A commercial released in December 2012 advises travelers to be aware of their surroundings and report suspicious activity.

Public Intelligence

A document issued last month by the Department of Homeland Security identifies priorities for the collection of suspicious activity reports from local communities around the U.S.  The document describes “topics of interest” identified by DHS Intelligence and Analysis (DHS/I&A) analysts as priorities for the Winter 2013 period that should be utilized by “law enforcement, first responders, and other homeland security professionals” to improve their reporting of suspicious activity.  The topics of interest include examples of suspicious activities related to each topical area. They are also accompanied by several tracking numbers identifying the activities within DHS/I&A’s system of Standing Intelligence Needs which “form the foundation for information collection activities within the Department and provide other Intelligence Community (IC) and Homeland Security Enterprise members the ability to focus their collection, analytic, and reporting assets in support of the homeland security mission.”  These numbers are often found in DHS and fusion center bulletins indicating a reported activity’s relation to standing intelligence needs determined by DHS/I&A.  The topics are not in order of importance and DHS/I&A reminds the reader that previous topics “remain relevant” and reports should still be submitted on those issues.
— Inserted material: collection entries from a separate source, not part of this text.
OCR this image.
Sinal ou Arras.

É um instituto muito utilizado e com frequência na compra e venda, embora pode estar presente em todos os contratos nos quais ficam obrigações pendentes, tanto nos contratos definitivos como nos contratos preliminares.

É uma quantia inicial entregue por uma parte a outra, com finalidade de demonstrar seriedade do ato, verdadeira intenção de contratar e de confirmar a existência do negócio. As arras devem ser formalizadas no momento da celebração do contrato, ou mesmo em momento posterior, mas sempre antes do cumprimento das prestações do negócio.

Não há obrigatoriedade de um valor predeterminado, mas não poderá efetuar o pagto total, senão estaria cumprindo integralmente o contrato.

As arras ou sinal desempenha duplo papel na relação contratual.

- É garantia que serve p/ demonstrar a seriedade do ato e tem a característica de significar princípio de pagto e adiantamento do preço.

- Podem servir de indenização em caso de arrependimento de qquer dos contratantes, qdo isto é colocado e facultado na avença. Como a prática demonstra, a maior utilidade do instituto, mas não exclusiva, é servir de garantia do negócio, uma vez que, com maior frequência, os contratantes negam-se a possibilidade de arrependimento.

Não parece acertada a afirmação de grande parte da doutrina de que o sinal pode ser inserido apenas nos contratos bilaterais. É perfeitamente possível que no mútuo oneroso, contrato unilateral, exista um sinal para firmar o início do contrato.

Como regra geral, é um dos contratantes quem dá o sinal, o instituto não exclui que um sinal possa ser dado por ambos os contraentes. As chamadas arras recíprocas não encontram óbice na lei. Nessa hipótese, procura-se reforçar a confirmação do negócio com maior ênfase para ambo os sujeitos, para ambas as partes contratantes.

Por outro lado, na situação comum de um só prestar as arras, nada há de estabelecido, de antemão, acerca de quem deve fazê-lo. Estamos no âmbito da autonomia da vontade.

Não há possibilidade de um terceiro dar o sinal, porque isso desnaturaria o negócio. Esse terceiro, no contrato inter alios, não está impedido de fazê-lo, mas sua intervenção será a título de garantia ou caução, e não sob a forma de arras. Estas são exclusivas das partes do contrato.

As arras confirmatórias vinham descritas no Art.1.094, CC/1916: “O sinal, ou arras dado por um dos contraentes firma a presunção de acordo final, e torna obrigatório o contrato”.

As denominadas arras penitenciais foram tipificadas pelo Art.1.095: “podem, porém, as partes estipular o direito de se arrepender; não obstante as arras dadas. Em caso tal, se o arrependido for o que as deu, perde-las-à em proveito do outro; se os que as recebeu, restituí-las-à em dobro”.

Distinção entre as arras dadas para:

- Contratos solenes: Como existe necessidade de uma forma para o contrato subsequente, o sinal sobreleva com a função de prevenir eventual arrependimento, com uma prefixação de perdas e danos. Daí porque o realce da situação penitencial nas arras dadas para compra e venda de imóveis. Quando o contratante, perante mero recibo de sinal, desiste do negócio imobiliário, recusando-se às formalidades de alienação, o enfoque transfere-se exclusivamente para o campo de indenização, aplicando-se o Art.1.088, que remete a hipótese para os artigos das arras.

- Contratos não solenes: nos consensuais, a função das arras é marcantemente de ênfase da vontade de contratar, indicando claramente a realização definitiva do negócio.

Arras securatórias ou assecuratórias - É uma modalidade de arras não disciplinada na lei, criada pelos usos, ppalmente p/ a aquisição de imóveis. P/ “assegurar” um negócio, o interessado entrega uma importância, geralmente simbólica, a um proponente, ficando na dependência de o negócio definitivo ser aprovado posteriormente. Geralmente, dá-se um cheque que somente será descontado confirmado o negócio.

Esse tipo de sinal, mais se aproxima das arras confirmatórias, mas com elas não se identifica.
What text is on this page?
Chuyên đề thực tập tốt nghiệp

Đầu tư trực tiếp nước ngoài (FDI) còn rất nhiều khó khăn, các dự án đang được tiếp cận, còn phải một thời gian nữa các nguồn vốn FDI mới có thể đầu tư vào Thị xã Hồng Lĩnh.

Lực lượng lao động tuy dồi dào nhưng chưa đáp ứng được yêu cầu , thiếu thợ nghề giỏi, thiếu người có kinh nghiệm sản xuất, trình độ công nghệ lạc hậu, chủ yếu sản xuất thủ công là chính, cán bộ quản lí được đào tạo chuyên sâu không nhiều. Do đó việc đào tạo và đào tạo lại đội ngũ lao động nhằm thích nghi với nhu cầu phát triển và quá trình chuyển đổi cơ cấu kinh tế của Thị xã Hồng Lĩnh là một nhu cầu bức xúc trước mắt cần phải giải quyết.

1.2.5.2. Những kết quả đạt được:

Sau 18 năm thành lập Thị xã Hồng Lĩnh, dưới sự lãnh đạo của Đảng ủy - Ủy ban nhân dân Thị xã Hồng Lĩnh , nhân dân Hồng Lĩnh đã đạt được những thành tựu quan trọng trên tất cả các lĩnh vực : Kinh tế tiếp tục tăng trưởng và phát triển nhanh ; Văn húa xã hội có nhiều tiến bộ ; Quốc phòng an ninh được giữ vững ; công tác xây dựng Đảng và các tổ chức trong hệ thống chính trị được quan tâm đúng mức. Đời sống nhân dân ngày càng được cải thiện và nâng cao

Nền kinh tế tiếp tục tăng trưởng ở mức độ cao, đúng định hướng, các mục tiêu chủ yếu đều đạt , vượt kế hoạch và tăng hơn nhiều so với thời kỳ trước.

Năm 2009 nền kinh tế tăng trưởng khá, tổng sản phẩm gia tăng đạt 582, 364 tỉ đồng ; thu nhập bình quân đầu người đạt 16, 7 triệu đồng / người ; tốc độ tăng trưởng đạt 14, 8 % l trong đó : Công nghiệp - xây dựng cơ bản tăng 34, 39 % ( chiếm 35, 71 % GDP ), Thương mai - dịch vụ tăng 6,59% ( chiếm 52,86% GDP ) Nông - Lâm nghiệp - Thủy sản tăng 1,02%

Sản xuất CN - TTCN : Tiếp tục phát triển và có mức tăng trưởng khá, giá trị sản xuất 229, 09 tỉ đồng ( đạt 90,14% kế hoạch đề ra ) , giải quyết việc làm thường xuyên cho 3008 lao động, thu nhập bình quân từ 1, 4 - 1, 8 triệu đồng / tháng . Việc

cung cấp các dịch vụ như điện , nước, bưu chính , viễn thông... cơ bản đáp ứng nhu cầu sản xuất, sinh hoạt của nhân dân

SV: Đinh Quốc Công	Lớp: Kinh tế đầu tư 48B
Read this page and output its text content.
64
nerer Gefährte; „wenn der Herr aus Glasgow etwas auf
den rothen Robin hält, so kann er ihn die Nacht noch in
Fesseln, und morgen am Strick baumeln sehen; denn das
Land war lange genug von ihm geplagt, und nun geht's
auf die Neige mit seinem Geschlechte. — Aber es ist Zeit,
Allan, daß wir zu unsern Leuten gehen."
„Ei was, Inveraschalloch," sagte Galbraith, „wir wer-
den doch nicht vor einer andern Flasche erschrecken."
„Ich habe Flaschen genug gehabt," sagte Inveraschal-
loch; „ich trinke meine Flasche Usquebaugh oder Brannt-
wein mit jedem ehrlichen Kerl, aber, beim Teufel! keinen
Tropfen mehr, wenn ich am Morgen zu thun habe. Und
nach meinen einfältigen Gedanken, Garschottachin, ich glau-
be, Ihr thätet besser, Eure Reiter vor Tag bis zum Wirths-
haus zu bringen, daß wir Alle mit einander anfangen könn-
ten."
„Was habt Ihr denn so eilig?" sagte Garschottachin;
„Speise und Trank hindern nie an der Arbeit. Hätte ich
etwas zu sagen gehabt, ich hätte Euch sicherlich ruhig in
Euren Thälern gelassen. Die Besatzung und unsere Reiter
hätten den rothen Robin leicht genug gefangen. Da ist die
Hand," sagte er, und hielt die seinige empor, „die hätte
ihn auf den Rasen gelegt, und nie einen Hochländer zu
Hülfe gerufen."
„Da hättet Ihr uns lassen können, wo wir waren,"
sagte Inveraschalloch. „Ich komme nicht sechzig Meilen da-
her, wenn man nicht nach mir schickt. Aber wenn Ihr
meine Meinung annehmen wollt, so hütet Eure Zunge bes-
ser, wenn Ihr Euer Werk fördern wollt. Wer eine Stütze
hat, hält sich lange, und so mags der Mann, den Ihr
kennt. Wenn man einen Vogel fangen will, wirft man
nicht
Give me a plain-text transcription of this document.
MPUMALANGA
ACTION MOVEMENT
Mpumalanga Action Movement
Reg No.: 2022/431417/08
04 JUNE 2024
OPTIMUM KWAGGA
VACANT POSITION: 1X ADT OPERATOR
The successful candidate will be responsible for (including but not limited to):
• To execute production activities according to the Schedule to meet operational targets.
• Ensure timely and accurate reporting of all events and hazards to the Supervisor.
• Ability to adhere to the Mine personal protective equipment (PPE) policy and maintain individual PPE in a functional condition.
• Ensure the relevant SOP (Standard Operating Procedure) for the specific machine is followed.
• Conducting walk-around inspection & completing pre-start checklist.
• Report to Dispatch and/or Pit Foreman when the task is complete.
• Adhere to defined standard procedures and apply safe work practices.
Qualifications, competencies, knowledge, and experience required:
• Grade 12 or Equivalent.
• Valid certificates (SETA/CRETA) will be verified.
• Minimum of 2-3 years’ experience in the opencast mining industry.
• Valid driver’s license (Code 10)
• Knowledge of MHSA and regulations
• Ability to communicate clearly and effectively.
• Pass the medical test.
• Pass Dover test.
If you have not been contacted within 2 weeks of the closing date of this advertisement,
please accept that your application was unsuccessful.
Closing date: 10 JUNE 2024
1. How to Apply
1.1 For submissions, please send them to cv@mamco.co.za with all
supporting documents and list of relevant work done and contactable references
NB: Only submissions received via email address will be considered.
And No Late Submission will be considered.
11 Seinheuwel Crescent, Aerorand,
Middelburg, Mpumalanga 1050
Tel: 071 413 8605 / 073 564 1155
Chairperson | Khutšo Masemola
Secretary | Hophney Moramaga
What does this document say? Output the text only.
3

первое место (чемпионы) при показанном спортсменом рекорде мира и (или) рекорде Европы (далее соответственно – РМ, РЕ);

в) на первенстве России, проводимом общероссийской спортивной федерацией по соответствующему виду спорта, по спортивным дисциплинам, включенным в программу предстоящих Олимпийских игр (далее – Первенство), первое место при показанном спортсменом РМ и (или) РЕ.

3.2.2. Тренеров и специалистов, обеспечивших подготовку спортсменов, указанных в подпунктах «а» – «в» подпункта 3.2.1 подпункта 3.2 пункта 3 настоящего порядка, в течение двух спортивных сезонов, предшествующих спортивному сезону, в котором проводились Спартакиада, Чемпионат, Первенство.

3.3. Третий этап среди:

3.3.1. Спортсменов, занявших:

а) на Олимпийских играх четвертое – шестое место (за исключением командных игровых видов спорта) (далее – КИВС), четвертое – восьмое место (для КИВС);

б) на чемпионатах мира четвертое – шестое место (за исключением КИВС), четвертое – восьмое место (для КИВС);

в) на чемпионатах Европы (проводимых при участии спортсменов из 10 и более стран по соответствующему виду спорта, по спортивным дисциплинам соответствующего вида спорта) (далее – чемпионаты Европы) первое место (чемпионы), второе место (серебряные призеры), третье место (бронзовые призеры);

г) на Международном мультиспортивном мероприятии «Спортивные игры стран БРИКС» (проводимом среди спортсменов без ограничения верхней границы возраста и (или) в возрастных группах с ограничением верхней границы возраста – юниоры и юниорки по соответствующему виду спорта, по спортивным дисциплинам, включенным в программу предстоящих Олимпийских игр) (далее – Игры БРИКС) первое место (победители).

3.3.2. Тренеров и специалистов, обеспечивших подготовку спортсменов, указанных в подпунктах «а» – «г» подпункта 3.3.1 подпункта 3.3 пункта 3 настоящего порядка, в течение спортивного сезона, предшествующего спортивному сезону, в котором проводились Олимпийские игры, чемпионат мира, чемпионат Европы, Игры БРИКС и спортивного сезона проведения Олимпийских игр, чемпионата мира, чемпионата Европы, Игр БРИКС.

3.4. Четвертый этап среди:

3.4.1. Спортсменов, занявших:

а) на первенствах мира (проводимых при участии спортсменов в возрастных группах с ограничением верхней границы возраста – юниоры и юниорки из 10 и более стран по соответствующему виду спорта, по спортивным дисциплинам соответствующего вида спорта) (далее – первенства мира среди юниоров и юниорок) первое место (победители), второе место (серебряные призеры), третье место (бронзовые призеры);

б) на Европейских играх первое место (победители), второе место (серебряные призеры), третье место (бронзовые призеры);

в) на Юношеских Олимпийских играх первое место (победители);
  • Threats to religious or cultural facilities including “verbal ortelephonic threats of violence” or “property damage, including vandalism or arson”.
  • Suspicious activities or incidents associated with state, local, tribal, territorial, or private sector computer networks and Web sites including “denial of service (DoS) attacks against Web sites”, “web page defacement” and “suspicious e-mails that install malware on the network”.
  • Suspicious activities or incidents associated with mass gatherings, and special events including “breaches or attempted intrusions at event locations or related venues”, suspicious “inquiries about security protocols for events or VIPs” and “incidents of suspicious acquisition of explosiveprecursor materials”.
  • Suspicious activities, queries, theft, sabotage, tampering, or vandalism within the transportation sector—including mass transit, aviation, maritime, ground and surface, rail, and pipeline systems including “unusual questions about routes, capacities, peak travel time, training, and security”.
  • Efforts to artfully conceal improvised explosive devices in innocuous items, such as satchels, backpacks, suitcases, jars, bottles, cans, shoes, clothing, parcels, or toys including “unsolicited or unusual parcels delivered from unfamiliar overseas addresses noting the identification of the sender and recipient and whether the recipient has reported multiple suspicious parcels in recent weeks or months.